CMPL 890: Seminar, Nation and the Transnational: Borders, (Im)Migration, Race, Ethnicity, and Gender

Alicia Rivero

How have key concepts of nation and Latin(a) American identity been defined and continue to be reworked in the cultural imaginary, as well as represented textually since the 19th Century? Why have borders and immigration become such controversial issues? In order to understand how such notions evolved, we will explore not only some of the background surrounding such controversies and their impacts, but also intersections of race, ethnicity and gender with nation and the transnational. We’ll use historical and current events, multimedia, lectures, presentations, discussions, debates, theory, as well as selected 19th and 20th century literary works as sources to see how these polemics have been defined within and without Latin America. We’ll also discuss such ideas as postcolonialism, borders/borderlands, (im)migration, diaspora, slavery, hybridity, transculturation, stereotypes, etc. Required texts (some may change due to their availability): Martí, “Nuestra América”/“Our America” (essay, coursepack); Manzano, Autobiografía de un esclavo/ Autobiography of a Slave (slave narrative, ed.
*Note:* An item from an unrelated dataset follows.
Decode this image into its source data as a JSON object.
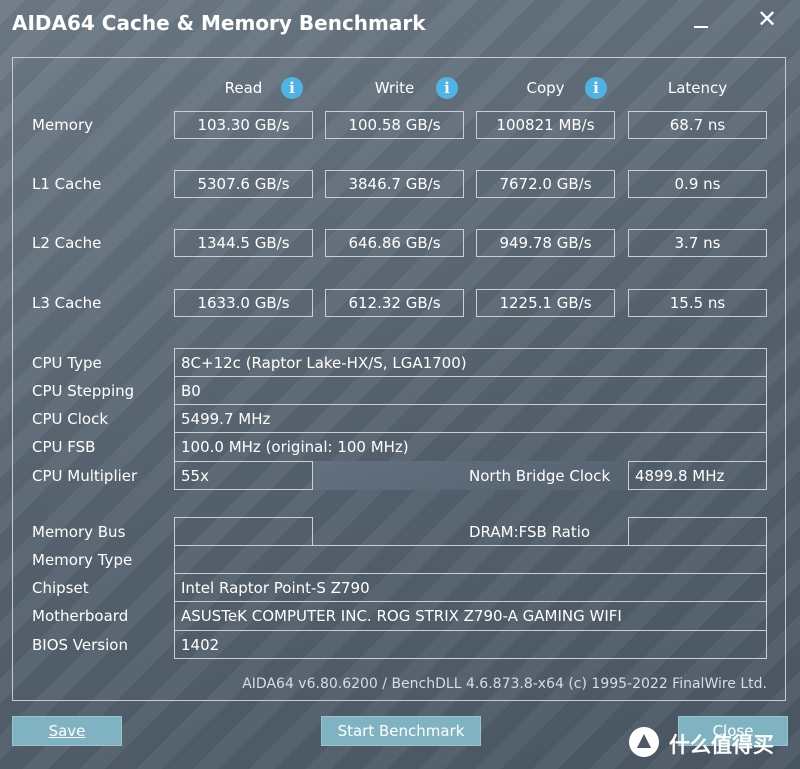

Schulman); Matto de Turner, Aves sin nido/Birds without a Nest (novel); Gómez de Avellaneda, Sab/Sab (novel); Castillo, So Far from God (novel); Fuentes, La frontera de cristal/The Crystal Frontier (selected short stories, coursepack); García, Dreaming in Cuban (novel); Menchú, Me llamo Rigoberta Menchú/I, Rigoberta Menchú (testimonial narrative); Alvarez, How the García Girls Lost Their Accents (novel); Anzaldúa, Borderlands/La frontera (essay, selection, coursepack). Work for the course: participation, presentation (40% of grade), and research paper (60%).